Spam fighting today

Posted on February 27th, 2008 in General by robh

There are many books and articles on filtering unsolicited commercial email but most of these seem to be at least a couple of years old. Some of the best are closer to ten years old. The cat and mouse game between spammers and email administrators means that things are constantly evolving and I’ve long thought it would be good to see some hard figures for how effective different methods are. I will therefore try to present my current experience. This won’t be particularly scientific and applies more to smallish systems than email service providers. Hopefully it will help someone, though.

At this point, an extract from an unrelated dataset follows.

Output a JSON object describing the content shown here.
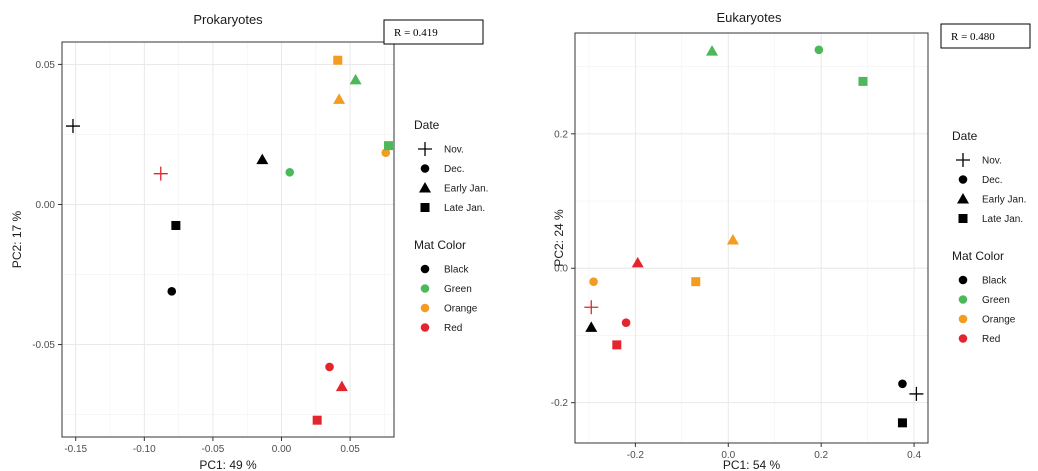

My first spam filtering used a customised procmail filter, adapted from one I found on Oxford University’s IT support site (I can’t find it anymore, unfortunately). This searched for likely words in messages and even used scoring to assess how likely a message was to be spam. This actually worked reasonably well whilst I was at university but when I started working at Claranet, and started receiving a lot of mail for postmaster, hostmaster etc I found that the amount of wanted mail was tiny compared the amount of spam I had to wade through. I’d heard good things about Spamassassin so decided to give it a try. I was impressed, and with minimal customisation this setup worked adequately for several years. About 18 months ago, however I noticed two things. Firstly I was getting a lot of spam and deleting it all was getting to be a nuisance. Secondly and perhaps more importantly, the load on my server was continually high because of all the Spamassassin processes. Clearly I needed to start stopping some of this stuff from getting through before it even got to spamassassin. This, then is my current setup.

DNSBLs

I reject around 500 messages per day based on DNS block lists. Nowdays I only use one, the Spamhaus Zen list. This combines some of the lists I used to use with Spamhaus’s policy based list (which includes things like dynamic dial up IPs). In the past I’ve also used Spamcop but found that it gave a lot of false positives. I also found SORBS effective but don’t like their de-listing policy so just use them for warnings.

Of course, many of the 500 rejected messages would probably also be picked up by other means, but I like the fact that minimal resources are used at my end and that if there is a false positive the sender gets a quick and obvious message indicating what the problem is.

Message syntax checks

The next set of messages are also aimed at stopping mail at smtp level. There’s a good introduction to doing this in Exim here. Here’s a summary of what I’m using

  • Check that sender address is valid (but without callback)
  • Check that the hostname used in the EHLO greeting is valid (and not something like friend)
  • Check that the hostname used in the EHLO greeting isn’t the server’s name

I also tried a few other things that didn’t work so well:

  • Delays in the SMTP process. I found that having a delay long enough to stop the spam also stopped some legitimate mail. This does seem to work fairly well for sites with lots of users to slow down dictionary attacks, however.
  • Checking the sender address using the callback – This did stop some spam but some legitimate servers are (incorrectly) configured to reject mail with a null sender, so I stopped doing this.

Spamassassin

The remaining mail goes through spamasssassin’s scoring system. I tend to find this detects around 10 messages/day which go to a Spam folder which I manually review.